"Kids are leg-huggers," says Marty Hartman. "It's hard with them." As she strolls through a Mary's Place center, children are clumped in small groups, impromptu homeschooling for students who don’t have homes. Public school teacher volunteers lead read-alouds, science talks, and dance sessions, but the 300 children spread across Mary’s Place shelters—like any kids—struggle to socially distance. They reach out to Marty, the executive director, and the staff not only in fear but in the natural drive for connection.
Two weeks ago, Mary's Place opened its newest shelter, its tenth site, in dedicated floors of an Amazon building, more than 20 years after Mary’s Place first began serving homeless families in a local church. This new space was supposed to be a big deal for both parties; a large-scale donation from Amazon and, more symbolically, an invitation to the city’s unhoused to share a roof with its thriving tech. But even absent a big opening ceremony, the new shelter meant that over the cold snap last weekend, Mary’s Place didn't have to turn anyone away.
On any given day, Marty has a number in the front of her mind: her estimate of how many local children will sleep in cars or outdoors that night. The elusive goal is zero, a brass ring that may dangle even further from reach as the coronavirus descends. Still, she’s as upbeat as ever. “We’re doing well!” she says, in her ever-positive tone. “We are still moving people out of shelter every day." It only takes about $1,900 in funds to transition a family to a more permanent residence.
Until then, kids’ clubs take the place of school. Mary’s Place has begun taking the temperatures of every guest, more than 1,000 readings a day, posting social distancing primers in multiple languages, and screening comers for signs of illness. “They’re really hard conversations,” says Marty, knowing the ordeals homeless families face before they even reach their doors. “We ask, ‘Does your kid have a fever?’ But every kid under five has a runny nose.”

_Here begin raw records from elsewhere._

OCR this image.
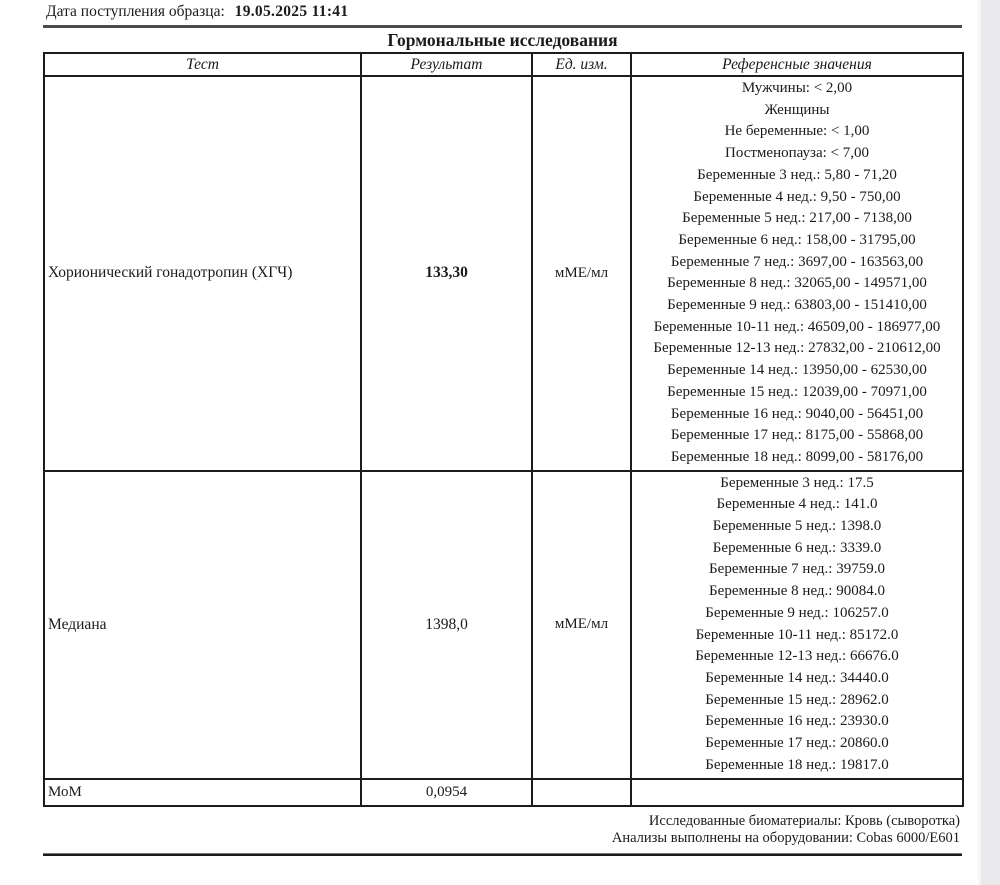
Дата поступления образца: 19.05.2025 11:41
Гормональные исследования
Тест	Результат	Ед. изм.	Референсные значения
Хорионический гонадотропин (ХГЧ)	133,30	мМЕ/мл	
Мужчины: < 2,00
Женщины
Не беременные: < 1,00
Постменопауза: < 7,00
Беременные 3 нед.: 5,80 - 71,20
Беременные 4 нед.: 9,50 - 750,00
Беременные 5 нед.: 217,00 - 7138,00
Беременные 6 нед.: 158,00 - 31795,00
Беременные 7 нед.: 3697,00 - 163563,00
Беременные 8 нед.: 32065,00 - 149571,00
Беременные 9 нед.: 63803,00 - 151410,00
Беременные 10-11 нед.: 46509,00 - 186977,00
Беременные 12-13 нед.: 27832,00 - 210612,00
Беременные 14 нед.: 13950,00 - 62530,00
Беременные 15 нед.: 12039,00 - 70971,00
Беременные 16 нед.: 9040,00 - 56451,00
Беременные 17 нед.: 8175,00 - 55868,00
Беременные 18 нед.: 8099,00 - 58176,00

Медиана	1398,0	мМЕ/мл	
Беременные 3 нед.: 17.5
Беременные 4 нед.: 141.0
Беременные 5 нед.: 1398.0
Беременные 6 нед.: 3339.0
Беременные 7 нед.: 39759.0
Беременные 8 нед.: 90084.0
Беременные 9 нед.: 106257.0
Беременные 10-11 нед.: 85172.0
Беременные 12-13 нед.: 66676.0
Беременные 14 нед.: 34440.0
Беременные 15 нед.: 28962.0
Беременные 16 нед.: 23930.0
Беременные 17 нед.: 20860.0
Беременные 18 нед.: 19817.0

МоМ	0,0954		
Исследованные биоматериалы: Кровь (сыворотка)
Анализы выполнены на оборудовании: Cobas 6000/E601
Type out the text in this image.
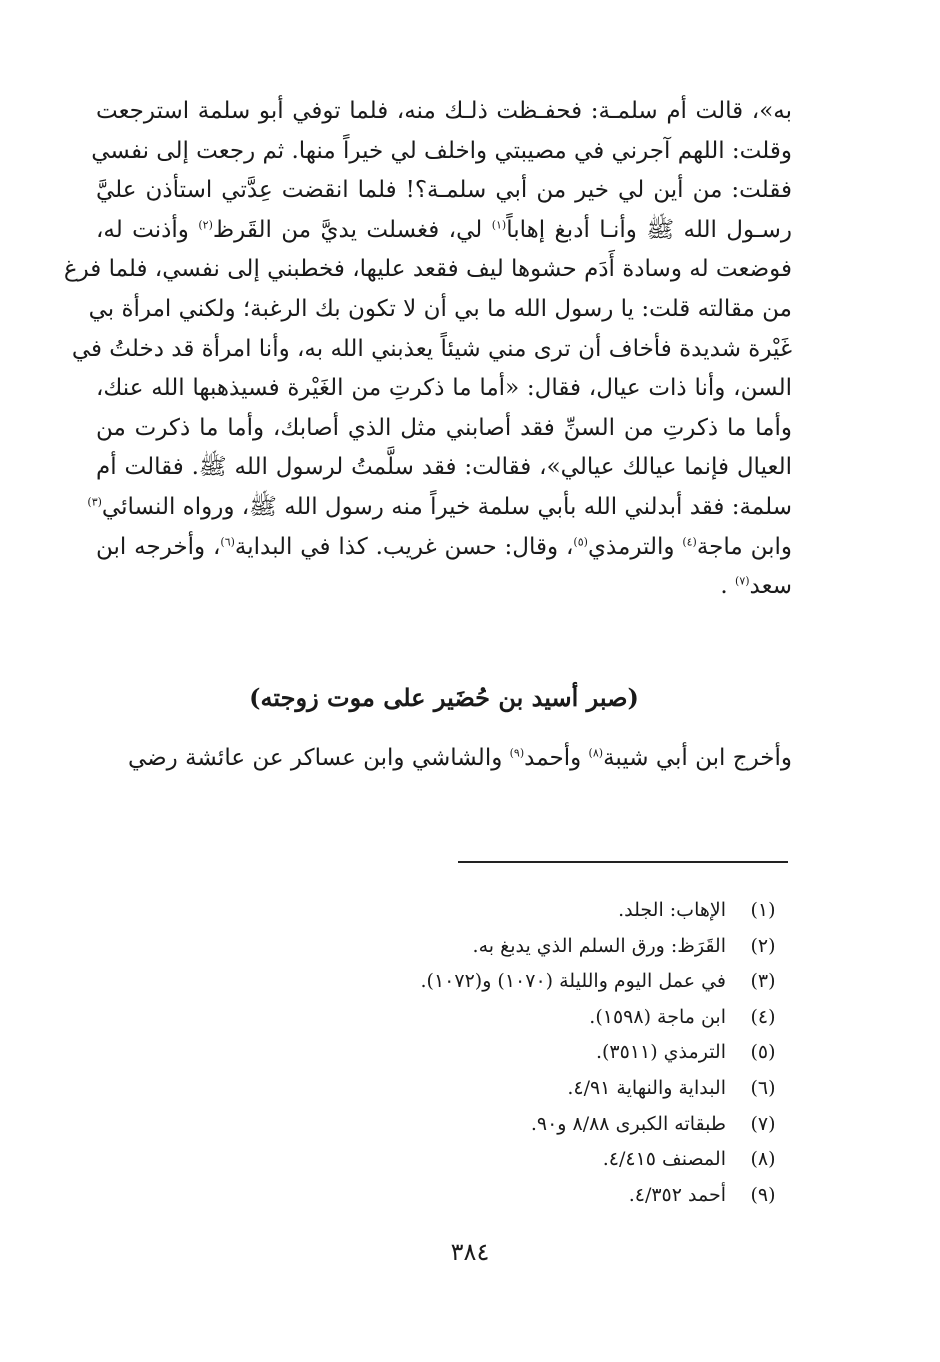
به»، قالت أم سلمـة: فحفـظت ذلـك منه، فلما توفي أبو سلمة استرجعت
وقلت: اللهم آجرني في مصيبتي واخلف لي خيراً منها. ثم رجعت إلى نفسي
فقلت: من أين لي خير من أبي سلمـة؟! فلما انقضت عِدَّتي استأذن عليَّ
رسـول الله ﷺ وأنـا أدبغ إهاباً$^{(١)}$ لي، فغسلت يديَّ من القَرظ$^{(٢)}$ وأذنت له،
فوضعت له وسادة أَدَم حشوها ليف فقعد عليها، فخطبني إلى نفسي، فلما فرغ
من مقالته قلت: يا رسول الله ما بي أن لا تكون بك الرغبة؛ ولكني امرأة بي
غَيْرة شديدة فأخاف أن ترى مني شيئاً يعذبني الله به، وأنا امرأة قد دخلتُ في
السن، وأنا ذات عيال، فقال: «أما ما ذكرتِ من الغَيْرة فسيذهبها الله عنك،
وأما ما ذكرتِ من السنِّ فقد أصابني مثل الذي أصابك، وأما ما ذكرت من
العيال فإنما عيالك عيالي»، فقالت: فقد سلَّمتُ لرسول الله ﷺ. فقالت أم
سلمة: فقد أبدلني الله بأبي سلمة خيراً منه رسول الله ﷺ، ورواه النسائي$^{(٣)}$
وابن ماجة$^{(٤)}$ والترمذي$^{(٥)}$، وقال: حسن غريب. كذا في البداية$^{(٦)}$، وأخرجه ابن
سعد$^{(٧)}$ .
(صبر أسيد بن حُضَير على موت زوجته)
وأخرج ابن أبي شيبة$^{(٨)}$ وأحمد$^{(٩)}$ والشاشي وابن عساكر عن عائشة رضي
(١)
الإهاب: الجلد.
(٢)
القَرَظ: ورق السلم الذي يدبغ به.
(٣)
في عمل اليوم والليلة (١٠٧٠) و(١٠٧٢).
(٤)
ابن ماجة (١٥٩٨).
(٥)
الترمذي (٣٥١١).
(٦)
البداية والنهاية ٤/٩١.
(٧)
طبقاته الكبرى ٨/٨٨ و٩٠.
(٨)
المصنف ٤/٤١٥.
(٩)
أحمد ٤/٣٥٢.
٣٨٤
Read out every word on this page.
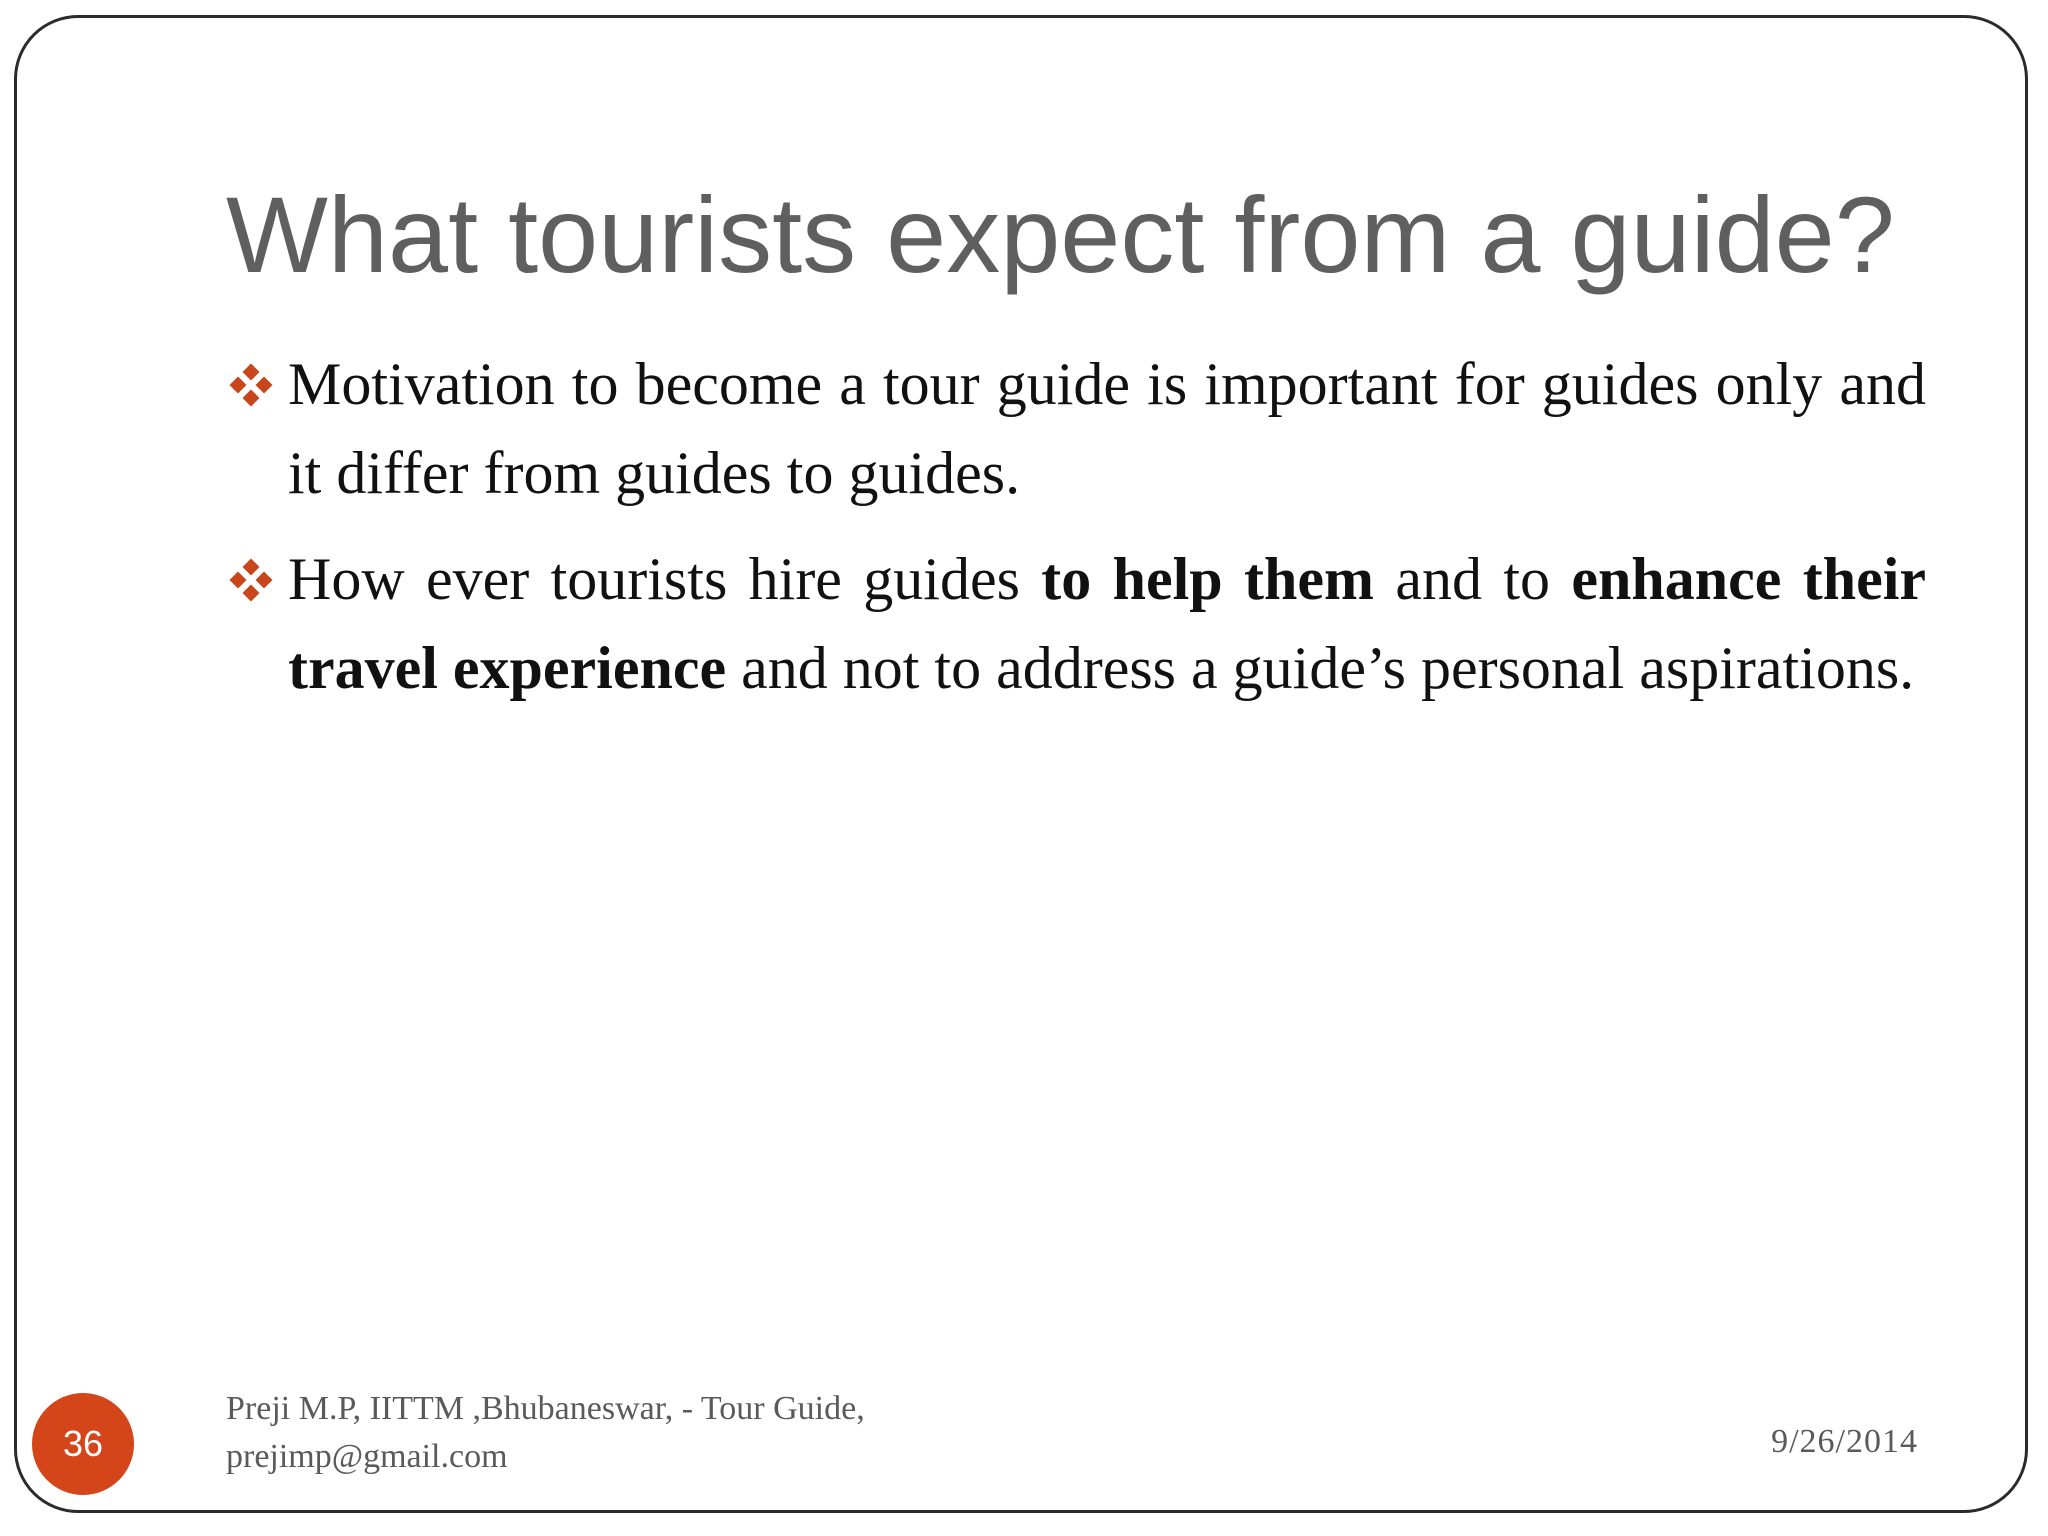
What tourists expect from a guide?

Motivation to become a tour guide is important for guides only and it differ from guides to guides.

How ever tourists hire guides to help them and to enhance their travel experience and not to address a guide’s personal aspirations.

36
Preji M.P, IITTM ,Bhubaneswar, - Tour Guide,
prejimp@gmail.com	9/26/2014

So Marty and Mary’s Place are bracing for what’s to come, stocking isolation rooms with not merely water and medicines but puzzles and books for patients that may enter quarantine with nothing. If necessary, they’ll convert one entire shelter into a medical treatment site. “Food's becoming scarcer,” says Marty, thinking of the donated restaurant food that used to stock their kitchens. They anticipate a drop in monetary donations as the economy constricts, “canceled spring luncheons and galas and fundraisers,” she says. But need will only grow. “There will be more families lapsed into homelessness. We're gearing up for that.”
Besides her own healthy reserves of confidence, the very leg-hugging Marty sees from kids is a sign of what will get them all through. “Our guests are incredibly resilient, even as they are scared and they are facing a lot of trauma. We only find hope in relationship and community.”